Monday, April 6, 2009

Kredit Program di Persimpangan Jalan (?)


Akhir pekan lalu, Bank Indonesia kembali menurunkan suku bunga acuan (BI Rate) sehingga menjadi 7,5%. Bila dilihat kembali, sejak Desember 2008 lalu, BI telah menurunkan tingkat bunga acuan ini sebanyak empat kali dengan penurunan sebesar 200 basis poin (sekira 2%). Melongok ke belakang, progresivitas BI menurunkan suku bunga acuan ini tidak terlepas dari kondisi makro ekonomi yang terjadi secara global dan berdampak signifikan bagi perekonomian nasional, terutama untuk menekan laju inflasi akibat kenaikan harga minyak dunia. Setidaknya, kondisi itulah yang menjadi pertimbangan utama BI sebagaimana diungkapkan oleh Gubernur BI Boediono (Tempo,6/4).

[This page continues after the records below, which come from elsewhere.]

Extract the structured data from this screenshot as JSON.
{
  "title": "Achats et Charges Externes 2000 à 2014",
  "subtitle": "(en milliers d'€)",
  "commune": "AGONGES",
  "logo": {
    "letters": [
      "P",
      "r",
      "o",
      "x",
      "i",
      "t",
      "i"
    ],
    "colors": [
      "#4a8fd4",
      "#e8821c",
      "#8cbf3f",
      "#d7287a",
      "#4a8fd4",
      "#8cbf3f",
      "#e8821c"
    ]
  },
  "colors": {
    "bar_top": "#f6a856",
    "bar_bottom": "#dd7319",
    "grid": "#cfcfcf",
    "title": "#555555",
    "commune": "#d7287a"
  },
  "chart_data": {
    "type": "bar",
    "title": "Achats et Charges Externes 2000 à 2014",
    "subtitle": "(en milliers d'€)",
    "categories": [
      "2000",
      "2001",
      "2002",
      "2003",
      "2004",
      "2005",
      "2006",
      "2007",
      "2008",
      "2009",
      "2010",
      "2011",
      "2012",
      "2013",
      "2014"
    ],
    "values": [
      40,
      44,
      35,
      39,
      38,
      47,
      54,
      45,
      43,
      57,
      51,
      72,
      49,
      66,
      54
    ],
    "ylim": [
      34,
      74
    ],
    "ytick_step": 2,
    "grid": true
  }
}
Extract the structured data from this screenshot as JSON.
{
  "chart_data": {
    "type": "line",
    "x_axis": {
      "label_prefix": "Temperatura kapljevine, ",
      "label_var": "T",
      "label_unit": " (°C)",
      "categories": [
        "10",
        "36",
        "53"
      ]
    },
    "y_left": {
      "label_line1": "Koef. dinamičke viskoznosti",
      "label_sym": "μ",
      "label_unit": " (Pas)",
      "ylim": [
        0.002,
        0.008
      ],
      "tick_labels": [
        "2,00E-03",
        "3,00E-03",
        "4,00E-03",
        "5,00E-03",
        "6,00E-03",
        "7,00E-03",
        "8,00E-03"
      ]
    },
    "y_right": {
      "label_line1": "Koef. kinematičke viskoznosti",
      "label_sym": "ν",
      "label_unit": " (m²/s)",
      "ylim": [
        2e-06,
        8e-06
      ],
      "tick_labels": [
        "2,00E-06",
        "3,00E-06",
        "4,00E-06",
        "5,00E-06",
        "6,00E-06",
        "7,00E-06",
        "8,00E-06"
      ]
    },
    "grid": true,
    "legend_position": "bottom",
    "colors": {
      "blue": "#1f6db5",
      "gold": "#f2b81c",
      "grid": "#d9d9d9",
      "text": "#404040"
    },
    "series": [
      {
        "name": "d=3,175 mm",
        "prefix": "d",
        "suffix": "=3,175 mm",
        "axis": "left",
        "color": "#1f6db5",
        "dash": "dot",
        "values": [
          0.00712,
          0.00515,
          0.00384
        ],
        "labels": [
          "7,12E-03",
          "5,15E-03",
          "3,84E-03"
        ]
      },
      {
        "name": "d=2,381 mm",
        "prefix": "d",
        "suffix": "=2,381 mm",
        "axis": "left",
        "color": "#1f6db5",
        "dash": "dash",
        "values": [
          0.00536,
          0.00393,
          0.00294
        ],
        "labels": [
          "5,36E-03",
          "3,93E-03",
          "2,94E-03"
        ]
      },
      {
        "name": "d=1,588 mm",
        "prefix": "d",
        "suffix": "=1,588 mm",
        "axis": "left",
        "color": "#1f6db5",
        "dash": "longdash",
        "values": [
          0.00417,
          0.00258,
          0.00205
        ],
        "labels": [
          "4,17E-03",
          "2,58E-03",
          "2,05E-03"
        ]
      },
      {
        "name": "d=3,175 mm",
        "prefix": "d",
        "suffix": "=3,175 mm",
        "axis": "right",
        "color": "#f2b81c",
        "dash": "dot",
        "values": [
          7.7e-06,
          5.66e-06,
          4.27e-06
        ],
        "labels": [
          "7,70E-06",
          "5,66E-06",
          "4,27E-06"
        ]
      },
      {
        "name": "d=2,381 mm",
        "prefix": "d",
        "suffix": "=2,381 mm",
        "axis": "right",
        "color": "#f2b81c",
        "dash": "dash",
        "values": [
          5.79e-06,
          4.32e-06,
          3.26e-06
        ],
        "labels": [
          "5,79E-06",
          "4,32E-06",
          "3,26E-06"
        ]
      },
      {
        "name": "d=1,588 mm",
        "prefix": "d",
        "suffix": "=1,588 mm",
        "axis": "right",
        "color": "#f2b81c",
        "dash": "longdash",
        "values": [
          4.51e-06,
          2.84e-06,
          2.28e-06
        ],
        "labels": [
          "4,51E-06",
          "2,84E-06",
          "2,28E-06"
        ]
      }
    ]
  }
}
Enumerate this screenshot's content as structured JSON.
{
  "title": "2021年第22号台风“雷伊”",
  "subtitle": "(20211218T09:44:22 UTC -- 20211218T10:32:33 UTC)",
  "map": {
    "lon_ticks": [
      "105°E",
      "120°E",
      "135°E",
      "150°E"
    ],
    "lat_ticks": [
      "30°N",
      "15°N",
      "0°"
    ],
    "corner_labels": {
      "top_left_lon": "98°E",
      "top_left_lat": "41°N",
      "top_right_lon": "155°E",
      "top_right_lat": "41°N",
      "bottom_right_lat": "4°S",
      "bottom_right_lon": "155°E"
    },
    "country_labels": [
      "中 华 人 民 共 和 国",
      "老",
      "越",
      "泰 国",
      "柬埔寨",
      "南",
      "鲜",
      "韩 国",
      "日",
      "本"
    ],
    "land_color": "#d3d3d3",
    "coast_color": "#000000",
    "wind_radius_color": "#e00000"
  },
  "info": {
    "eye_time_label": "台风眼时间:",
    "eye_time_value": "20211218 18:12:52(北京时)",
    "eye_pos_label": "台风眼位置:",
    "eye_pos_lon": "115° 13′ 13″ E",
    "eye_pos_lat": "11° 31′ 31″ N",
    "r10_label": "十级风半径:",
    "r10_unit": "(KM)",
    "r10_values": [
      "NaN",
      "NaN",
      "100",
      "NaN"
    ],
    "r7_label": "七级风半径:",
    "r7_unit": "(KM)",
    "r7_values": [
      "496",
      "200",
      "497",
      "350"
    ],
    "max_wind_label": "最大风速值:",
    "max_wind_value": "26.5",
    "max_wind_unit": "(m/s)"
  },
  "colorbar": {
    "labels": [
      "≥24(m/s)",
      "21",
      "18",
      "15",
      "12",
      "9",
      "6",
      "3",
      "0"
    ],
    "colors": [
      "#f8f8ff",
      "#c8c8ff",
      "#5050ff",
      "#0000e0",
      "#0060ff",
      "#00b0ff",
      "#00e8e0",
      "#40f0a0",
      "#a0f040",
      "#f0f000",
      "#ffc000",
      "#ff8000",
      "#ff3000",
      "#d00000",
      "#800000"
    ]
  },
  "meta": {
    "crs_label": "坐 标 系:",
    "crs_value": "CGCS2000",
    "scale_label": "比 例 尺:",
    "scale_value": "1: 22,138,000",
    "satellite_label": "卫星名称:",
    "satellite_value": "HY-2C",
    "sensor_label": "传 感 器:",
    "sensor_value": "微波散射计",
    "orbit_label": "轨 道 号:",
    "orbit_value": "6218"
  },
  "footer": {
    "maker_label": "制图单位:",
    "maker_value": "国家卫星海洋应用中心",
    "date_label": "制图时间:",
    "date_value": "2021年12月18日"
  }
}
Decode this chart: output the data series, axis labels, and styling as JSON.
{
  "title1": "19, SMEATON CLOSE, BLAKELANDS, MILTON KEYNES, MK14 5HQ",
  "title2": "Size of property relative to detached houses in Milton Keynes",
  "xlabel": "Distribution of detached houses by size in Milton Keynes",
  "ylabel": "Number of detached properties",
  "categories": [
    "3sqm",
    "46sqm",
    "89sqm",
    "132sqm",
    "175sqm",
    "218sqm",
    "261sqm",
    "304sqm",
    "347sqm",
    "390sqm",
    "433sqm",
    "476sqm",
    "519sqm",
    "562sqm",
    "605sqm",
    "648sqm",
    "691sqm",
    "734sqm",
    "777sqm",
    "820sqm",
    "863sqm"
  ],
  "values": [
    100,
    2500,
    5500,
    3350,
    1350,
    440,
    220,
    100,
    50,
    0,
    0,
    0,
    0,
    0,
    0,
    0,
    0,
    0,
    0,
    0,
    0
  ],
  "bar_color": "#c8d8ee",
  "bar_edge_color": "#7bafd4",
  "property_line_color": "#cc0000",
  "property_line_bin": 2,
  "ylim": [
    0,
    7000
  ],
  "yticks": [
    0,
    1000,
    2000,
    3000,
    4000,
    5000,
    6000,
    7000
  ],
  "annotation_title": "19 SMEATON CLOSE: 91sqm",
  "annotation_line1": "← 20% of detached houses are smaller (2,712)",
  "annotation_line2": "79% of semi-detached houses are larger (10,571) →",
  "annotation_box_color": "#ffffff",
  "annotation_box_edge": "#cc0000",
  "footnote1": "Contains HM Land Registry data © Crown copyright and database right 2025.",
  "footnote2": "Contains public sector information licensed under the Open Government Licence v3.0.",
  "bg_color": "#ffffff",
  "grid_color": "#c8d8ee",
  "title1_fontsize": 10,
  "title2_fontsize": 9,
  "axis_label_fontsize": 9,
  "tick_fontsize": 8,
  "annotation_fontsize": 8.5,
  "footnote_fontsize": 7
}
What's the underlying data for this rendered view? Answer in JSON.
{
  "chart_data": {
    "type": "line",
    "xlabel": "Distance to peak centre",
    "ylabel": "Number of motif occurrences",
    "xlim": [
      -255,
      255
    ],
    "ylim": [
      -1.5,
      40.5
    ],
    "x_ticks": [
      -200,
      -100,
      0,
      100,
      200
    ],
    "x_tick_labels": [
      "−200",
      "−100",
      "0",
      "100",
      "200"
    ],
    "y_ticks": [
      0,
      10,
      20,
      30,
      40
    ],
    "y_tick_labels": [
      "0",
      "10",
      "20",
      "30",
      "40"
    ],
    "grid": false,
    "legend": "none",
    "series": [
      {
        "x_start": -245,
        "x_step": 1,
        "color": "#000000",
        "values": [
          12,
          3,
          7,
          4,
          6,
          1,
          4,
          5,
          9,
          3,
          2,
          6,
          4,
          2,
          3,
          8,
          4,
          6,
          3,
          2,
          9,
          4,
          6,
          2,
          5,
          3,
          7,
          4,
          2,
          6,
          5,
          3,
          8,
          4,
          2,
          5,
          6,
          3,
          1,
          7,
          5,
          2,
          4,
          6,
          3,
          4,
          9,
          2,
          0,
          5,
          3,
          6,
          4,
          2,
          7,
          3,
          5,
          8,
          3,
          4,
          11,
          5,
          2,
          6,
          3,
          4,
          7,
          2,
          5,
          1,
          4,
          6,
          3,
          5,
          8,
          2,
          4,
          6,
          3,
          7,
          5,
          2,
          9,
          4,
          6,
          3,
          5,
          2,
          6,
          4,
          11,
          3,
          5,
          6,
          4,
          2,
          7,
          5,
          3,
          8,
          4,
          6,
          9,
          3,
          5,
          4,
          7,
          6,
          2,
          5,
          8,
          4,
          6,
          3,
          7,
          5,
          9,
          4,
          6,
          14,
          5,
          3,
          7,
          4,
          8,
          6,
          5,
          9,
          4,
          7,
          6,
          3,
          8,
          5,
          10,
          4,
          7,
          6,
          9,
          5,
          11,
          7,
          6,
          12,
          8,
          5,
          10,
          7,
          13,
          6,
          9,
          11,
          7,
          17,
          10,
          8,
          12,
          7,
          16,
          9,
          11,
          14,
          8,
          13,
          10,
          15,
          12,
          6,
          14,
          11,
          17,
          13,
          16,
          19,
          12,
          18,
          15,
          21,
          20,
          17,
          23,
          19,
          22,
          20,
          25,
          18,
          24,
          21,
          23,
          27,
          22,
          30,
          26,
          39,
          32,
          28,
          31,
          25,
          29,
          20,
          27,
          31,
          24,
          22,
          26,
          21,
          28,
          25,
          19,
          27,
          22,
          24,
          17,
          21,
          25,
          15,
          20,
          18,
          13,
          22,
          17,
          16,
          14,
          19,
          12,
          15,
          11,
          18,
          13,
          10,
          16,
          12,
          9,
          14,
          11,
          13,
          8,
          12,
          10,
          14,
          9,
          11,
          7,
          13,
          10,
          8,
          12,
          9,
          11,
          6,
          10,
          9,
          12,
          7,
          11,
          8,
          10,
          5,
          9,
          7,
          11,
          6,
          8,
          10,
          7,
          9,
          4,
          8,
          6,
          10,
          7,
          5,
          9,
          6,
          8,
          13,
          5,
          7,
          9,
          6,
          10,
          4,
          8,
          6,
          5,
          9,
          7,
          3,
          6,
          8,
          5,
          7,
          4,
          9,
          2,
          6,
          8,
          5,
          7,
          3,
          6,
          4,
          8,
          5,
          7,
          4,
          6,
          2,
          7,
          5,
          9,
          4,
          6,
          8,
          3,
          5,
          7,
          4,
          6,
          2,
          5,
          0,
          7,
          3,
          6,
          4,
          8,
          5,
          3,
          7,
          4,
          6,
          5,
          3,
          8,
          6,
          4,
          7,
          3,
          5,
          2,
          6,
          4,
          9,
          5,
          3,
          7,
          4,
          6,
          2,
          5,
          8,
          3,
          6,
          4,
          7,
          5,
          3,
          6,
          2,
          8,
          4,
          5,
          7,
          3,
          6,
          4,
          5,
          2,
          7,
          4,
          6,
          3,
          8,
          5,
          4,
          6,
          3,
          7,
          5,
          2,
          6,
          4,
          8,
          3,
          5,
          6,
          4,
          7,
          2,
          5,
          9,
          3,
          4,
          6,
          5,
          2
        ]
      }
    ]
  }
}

Penurunan BI rate diharapkan dapat memicu aktifitas pembiayaan yang dilakukan perbankan, yaitu dengan menurunkan interest rate. Upaya peningkatan pembiayaan bagi sektor-sektor produktif, merupakan salah satu alternatif solusi untuk mengurangi dampak inflasi dan ancaman krisis ekonomi. Namun, pada saat bersamaan, kondisi likuiditas perbankan berada dalam kondisi yang kurang menggembirakan. Dampak krisis pembiayaan sub-prime morgage di AS ternyata memberikan efek domino bagi pasar uang domestik, sehingga perbankan sangat selektif dalam ekspansi pembiayaan. Akibatnya, sejak akhir Desember 2008 lalu, pembiayaan perbankan menunjukkan kecenderungan menurun, sebaliknya perbankan semakin giat mencari sumber likuiditas dan sepertinya enggan untuk melakukan penyesuaian tingkat bunga kredit, termasuk salah satunya untuk pembiayaan kredit program.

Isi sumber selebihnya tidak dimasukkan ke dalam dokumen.